# Economy Model Engine



## japcas (Jan 4, 2011)

Hey guys, I'm not sure if I've ever posted here before but I lurk here a lot. I love looking at all of the cool projects that are being built. There is definitely a very talented group of people here. I just finished a project and thought I would share it here. It is an Economy engine built from Joe Tochtrop castings. It has a 1.125 bore and a 1.75 stroke. The flywheels are about 6.5 inches in diameter. I'm attaching a YouTube link if you want to see it running. 

[ame]http://www.youtube.com/watch?v=JDQmR6TngEU[/ame]


----------



## steamer (Jan 4, 2011)

Nicely done!
 :bow: :bow:

Dave


----------



## doubletop (Jan 5, 2011)

Nice job Japcas; There seems to be a number of versions of engines of this type on the forum but yours certainly deserves the "model" tag.

Hopefully it will be up there when it come to the Feb PoM. It would look nice at the top of the page.

Pete


----------



## compspecial (Jan 5, 2011)

What a brilliant job, japcas, I wish I could do as well!


----------



## mh121 (Jan 5, 2011)

Lovely job Japcas, and you certainly have it running well.

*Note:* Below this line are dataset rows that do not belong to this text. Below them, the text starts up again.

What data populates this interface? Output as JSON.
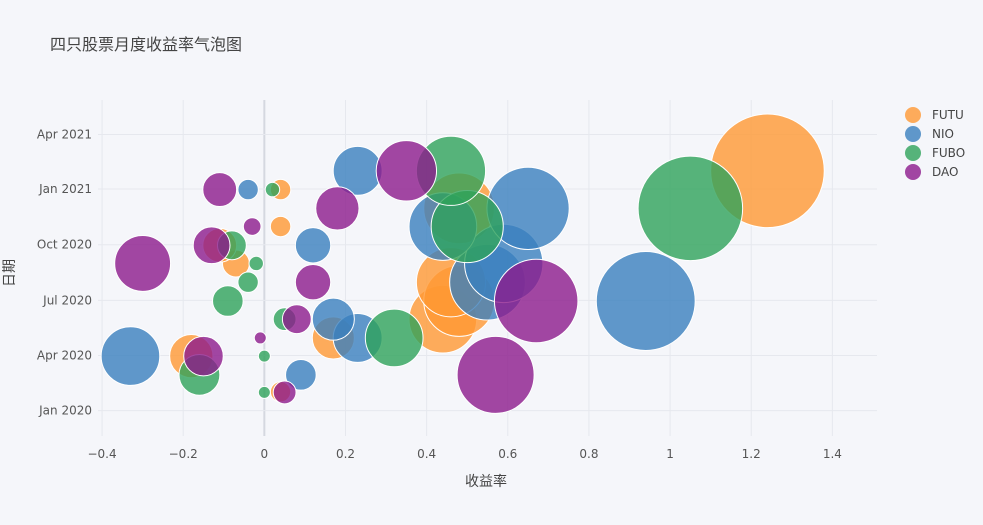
{
  "chart_data": {
    "type": "scatter",
    "title": "四只股票月度收益率气泡图",
    "xlabel": "收益率",
    "ylabel": "日期",
    "xlim": [
      -0.41,
      1.51
    ],
    "ylim": [
      "2019-11-20",
      "2021-05-28"
    ],
    "x_ticks": [
      -0.4,
      -0.2,
      0,
      0.2,
      0.4,
      0.6,
      0.8,
      1,
      1.2,
      1.4
    ],
    "x_tick_labels": [
      "−0.4",
      "−0.2",
      "0",
      "0.2",
      "0.4",
      "0.6",
      "0.8",
      "1",
      "1.2",
      "1.4"
    ],
    "y_ticks": [
      "2020-01-01",
      "2020-04-01",
      "2020-07-01",
      "2020-10-01",
      "2021-01-01",
      "2021-04-01"
    ],
    "y_tick_labels": [
      "Jan 2020",
      "Apr 2020",
      "Jul 2020",
      "Oct 2020",
      "Jan 2021",
      "Apr 2021"
    ],
    "grid": true,
    "legend_position": "right",
    "size_encoding": "bubble area proportional to |return|",
    "series": [
      {
        "name": "FUTU",
        "color": "#ff9933",
        "points": [
          {
            "x": 0.04,
            "y": "2020-02-01"
          },
          {
            "x": -0.18,
            "y": "2020-03-31"
          },
          {
            "x": 0.17,
            "y": "2020-04-30"
          },
          {
            "x": 0.44,
            "y": "2020-05-31"
          },
          {
            "x": 0.48,
            "y": "2020-06-30"
          },
          {
            "x": 0.46,
            "y": "2020-07-31"
          },
          {
            "x": -0.07,
            "y": "2020-08-31"
          },
          {
            "x": -0.11,
            "y": "2020-09-30"
          },
          {
            "x": 0.04,
            "y": "2020-10-31"
          },
          {
            "x": 0.48,
            "y": "2020-11-30"
          },
          {
            "x": 0.04,
            "y": "2020-12-31"
          },
          {
            "x": 1.24,
            "y": "2021-01-31"
          }
        ]
      },
      {
        "name": "NIO",
        "color": "#3a80be",
        "points": [
          {
            "x": 0.09,
            "y": "2020-02-29"
          },
          {
            "x": -0.33,
            "y": "2020-03-31"
          },
          {
            "x": 0.23,
            "y": "2020-04-30"
          },
          {
            "x": 0.17,
            "y": "2020-05-31"
          },
          {
            "x": 0.94,
            "y": "2020-06-30"
          },
          {
            "x": 0.55,
            "y": "2020-07-31"
          },
          {
            "x": 0.59,
            "y": "2020-08-31"
          },
          {
            "x": 0.12,
            "y": "2020-09-30"
          },
          {
            "x": 0.44,
            "y": "2020-10-31"
          },
          {
            "x": 0.65,
            "y": "2020-11-30"
          },
          {
            "x": -0.04,
            "y": "2020-12-31"
          },
          {
            "x": 0.23,
            "y": "2021-01-31"
          }
        ]
      },
      {
        "name": "FUBO",
        "color": "#2ea35a",
        "points": [
          {
            "x": 0.0,
            "y": "2020-01-31"
          },
          {
            "x": -0.16,
            "y": "2020-02-29"
          },
          {
            "x": 0.0,
            "y": "2020-03-31"
          },
          {
            "x": 0.32,
            "y": "2020-04-30"
          },
          {
            "x": 0.05,
            "y": "2020-05-31"
          },
          {
            "x": -0.09,
            "y": "2020-06-30"
          },
          {
            "x": -0.04,
            "y": "2020-07-31"
          },
          {
            "x": -0.02,
            "y": "2020-08-31"
          },
          {
            "x": -0.08,
            "y": "2020-09-30"
          },
          {
            "x": 0.5,
            "y": "2020-10-31"
          },
          {
            "x": 1.05,
            "y": "2020-11-30"
          },
          {
            "x": 0.02,
            "y": "2020-12-31"
          },
          {
            "x": 0.46,
            "y": "2021-01-31"
          }
        ]
      },
      {
        "name": "DAO",
        "color": "#8c1a8c",
        "points": [
          {
            "x": 0.05,
            "y": "2020-01-31"
          },
          {
            "x": 0.57,
            "y": "2020-02-29"
          },
          {
            "x": -0.15,
            "y": "2020-03-31"
          },
          {
            "x": -0.01,
            "y": "2020-04-30"
          },
          {
            "x": 0.08,
            "y": "2020-05-31"
          },
          {
            "x": 0.67,
            "y": "2020-06-30"
          },
          {
            "x": 0.12,
            "y": "2020-07-31"
          },
          {
            "x": -0.3,
            "y": "2020-08-31"
          },
          {
            "x": -0.13,
            "y": "2020-09-30"
          },
          {
            "x": -0.03,
            "y": "2020-10-31"
          },
          {
            "x": 0.18,
            "y": "2020-11-30"
          },
          {
            "x": -0.11,
            "y": "2020-12-31"
          },
          {
            "x": 0.35,
            "y": "2021-01-31"
          }
        ]
      }
    ]
  }
}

Do they do this model with an ignitor instead of the plug??

MartinH


----------



## japcas (Jan 5, 2011)

mh121  said:
			
		

> Lovely job Japcas, and you certainly have it running well. Do they do this model with an ignitor instead of the plug??
> 
> MartinH



As far as I know it's only available with spark plug ignition. Thanks for the kind comments.


----------



## Maryak (Jan 5, 2011)

Johnathan,

Very very nice. :bow:

Welcome to our forum. wEc1

Best Regards
Bob


----------



## putputman (Jan 5, 2011)

I saw your engine over on SmokStak and I'm glad you came over here as well. 

I built that engine several years ago and then built Joe Tochtrop's water pump to go with it. I think his pump matches very well with the Economy. You can see it on my web site if you are interested.


----------



## japcas (Jan 5, 2011)

putputman  said:
			
		

> I saw your engine over on SmokStak and I'm glad you came over here as well.
> 
> I built that engine several years ago and then built Joe Tochtrop's water pump to go with it. I think his pump matches very well with the Economy. You can see it on my web site if you are interested.




I saw a post from you a while back and saw a link to your website. I must have spent an hour checking out all of your cool stuff. Thanks for sharing. It's people like you and the guys on this forum that inspire me to build. I always love to see what people are working on even if it's something that I might not personally build. I may have to get one of those pumps also. It would make a neat display even when it isn't belted up.


----------



## ZAPJACK (Jan 6, 2011)

Very nice H&M japcas, congratulations :bow:
But please shoot out the plastic caps and plastic fuel pipe th_rulze


----------



## japcas (Jan 6, 2011)

ZAPJACK  said:
			
		

> Very nice H&M japcas, congratulations :bow:
> But please shoot out the plastic caps and plastic fuel pipe th_rulze



I'm not sure what you mean by this. Can you explain?


----------